Robert Fisk on the Aftermath of Gemayel Assassination
Found by way of Candide’s Notebooks, this 23 November commentary on the Gemayel assassination in Lebanon by the great Robert Fisk of The Independent:
In the house of mourning, an old Lebanese home of cut stone, they did not show Pierre Gemayel’s body. They had sealed the lid - so terribly damaged was his face by the bullets which killed him - as if the nightmares of Lebanon might thus be kept away in the darkness of the grave.
But the Maronites and Greek Orthodox, the Druze and - yes - the Muslims who came to pay their condolences to Gemayel’s wife, Patricia, and his broken father, Amin, wept copiously beside the flag-draped casket.

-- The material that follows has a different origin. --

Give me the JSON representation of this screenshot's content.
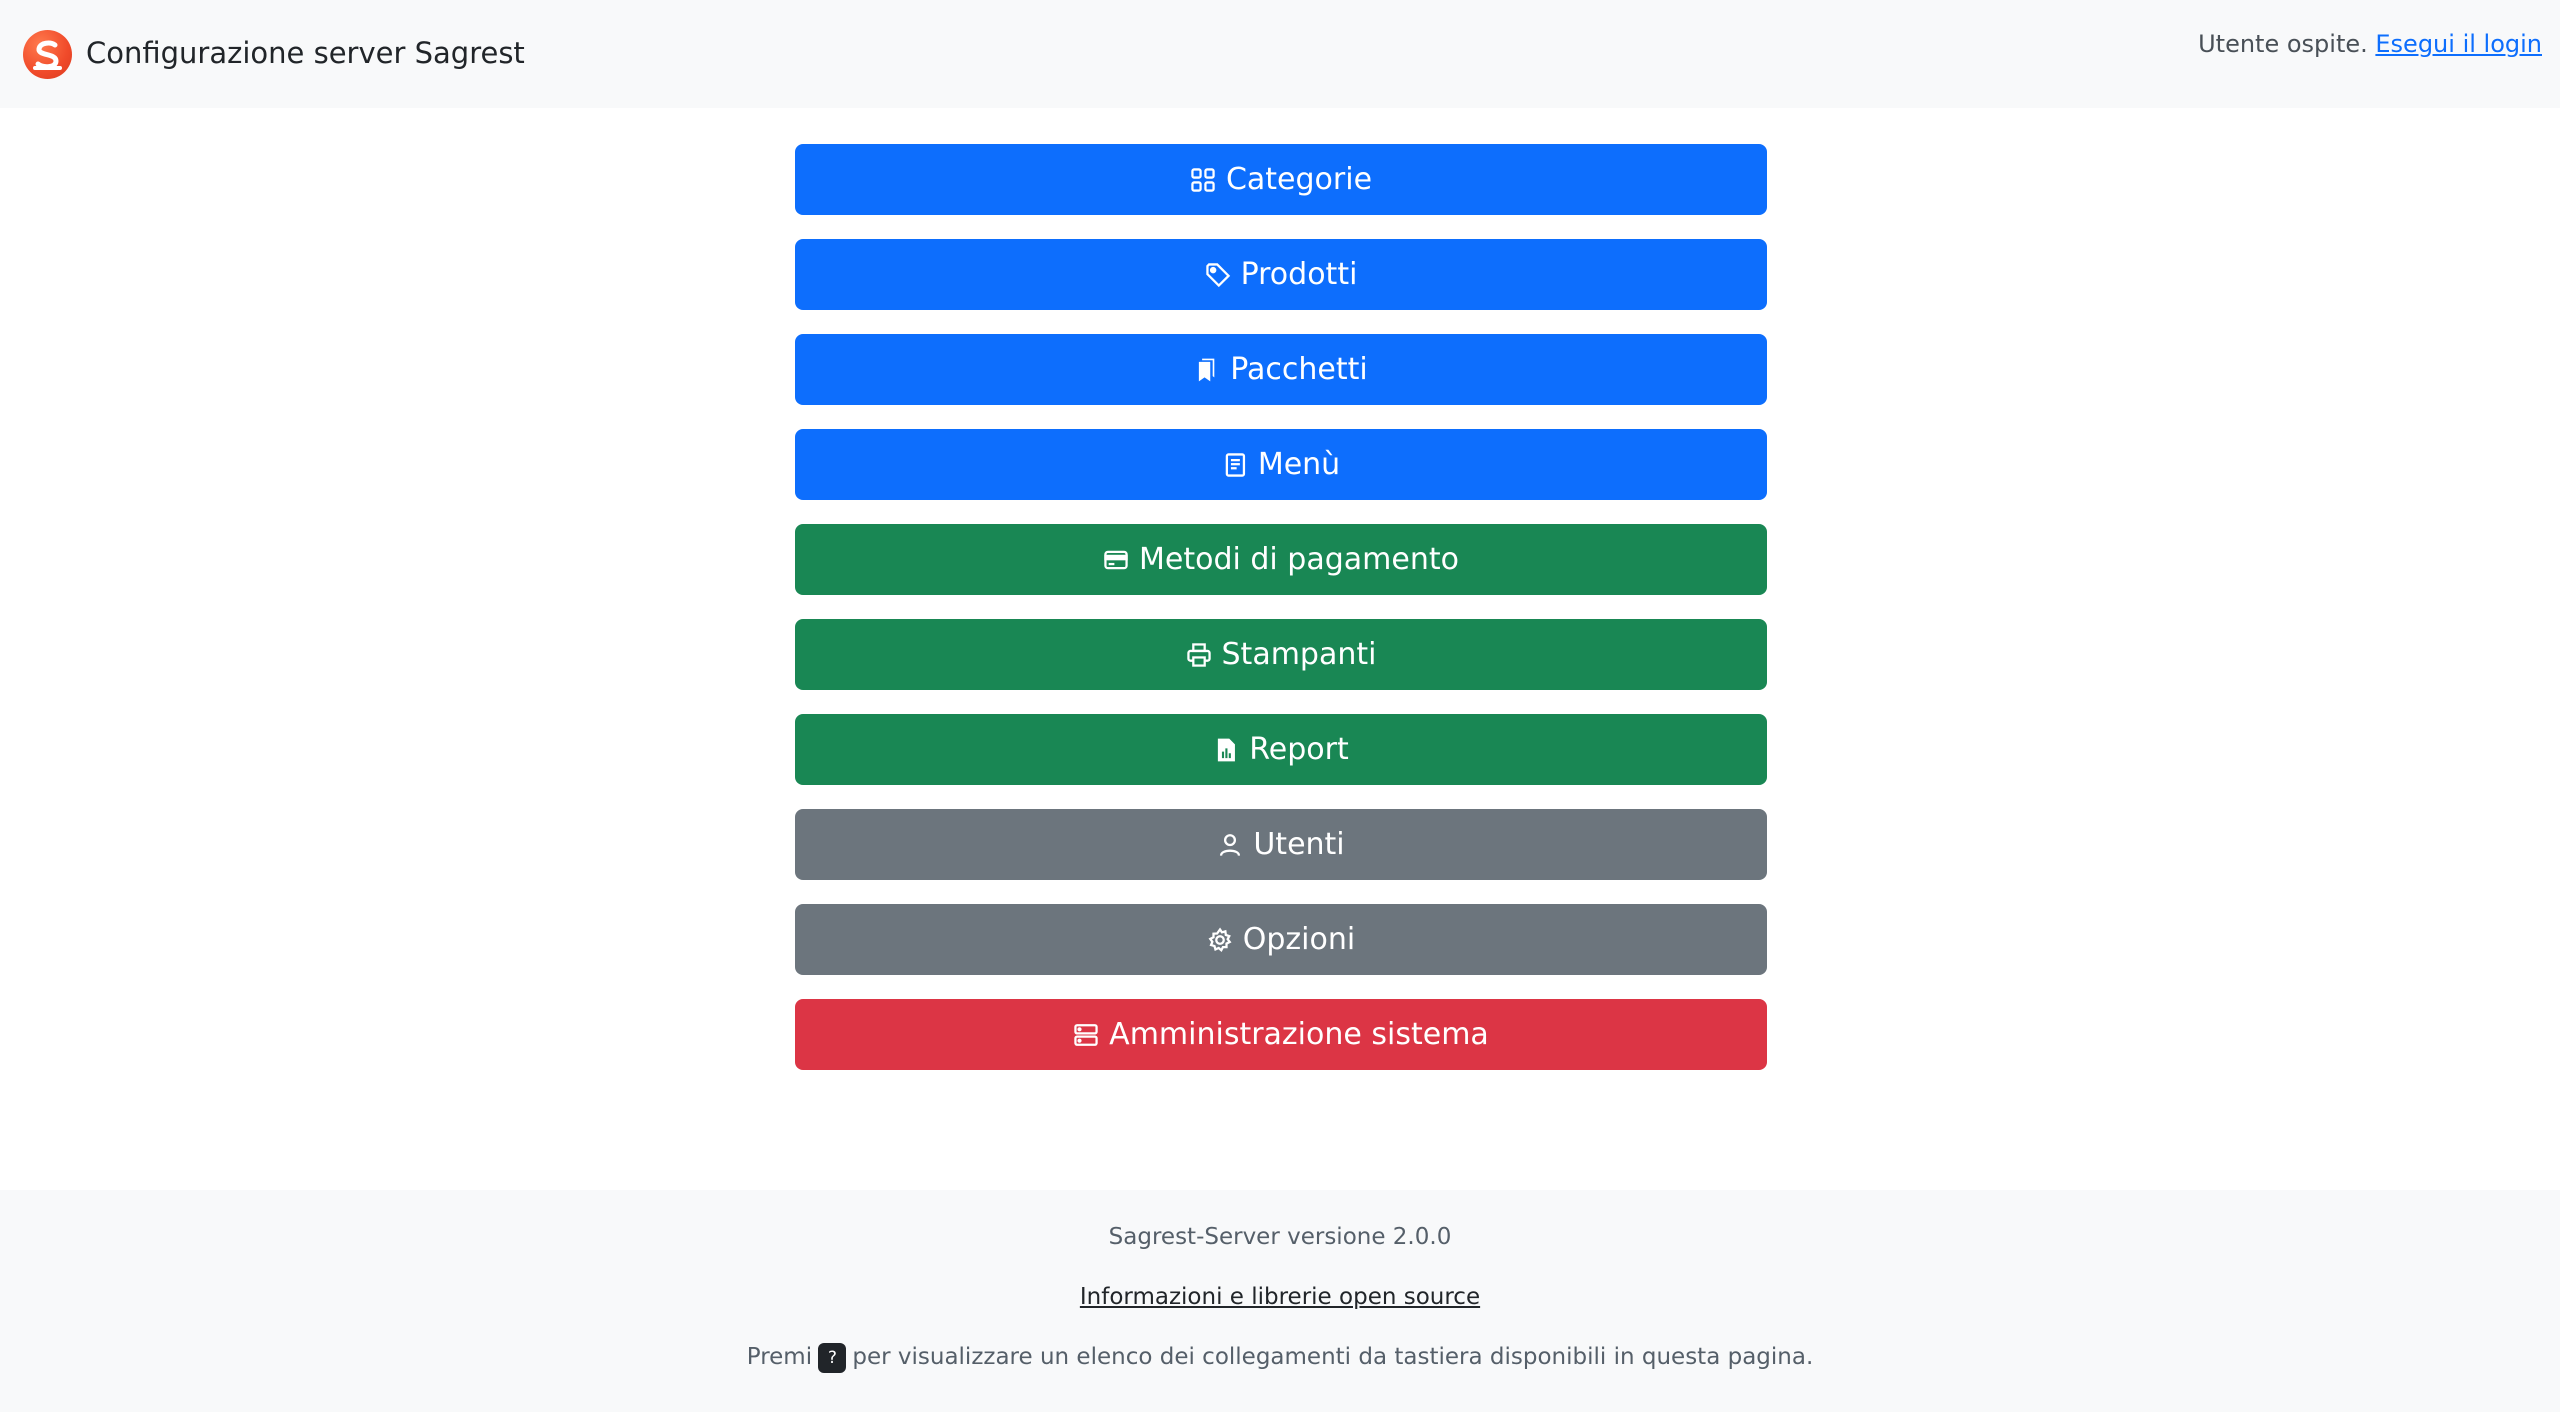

They understood the horrors that could unfold in the coming days and their dignity was a refusal to accept that possibility. . .
. . . Living in Lebanon, you learn these semantic tricks through a kind of looking glass. Nothing here ever happens by accident. But whatever does happen is never quite like what you first think it to be. So the Lebanese at Bikfaya understood yesterday as they gathered and talked of unity. For if only the Lebanese stopped putting their faith in foreigners - the Americans, the Israelis, the British, the Iranians, the French, the United Nations - and trusted each other instead, they would banish the nightmares of civil war sealed inside Pierre Gemayel’s coffin.
Fisk, in my opinion by far the most astute and courageous foreign correspondent today covering the Middle East, has resided in Beirut for 25 years. He is repeatedly derided, particularly in the American press, for his “incorrigible bias” against the cynically detached colonialist policies of Israel, the United States, and the United Kingdom in that region.
11/30/06 at 1:20 pm
I share your opinion of Fisk and appreciate this article especially.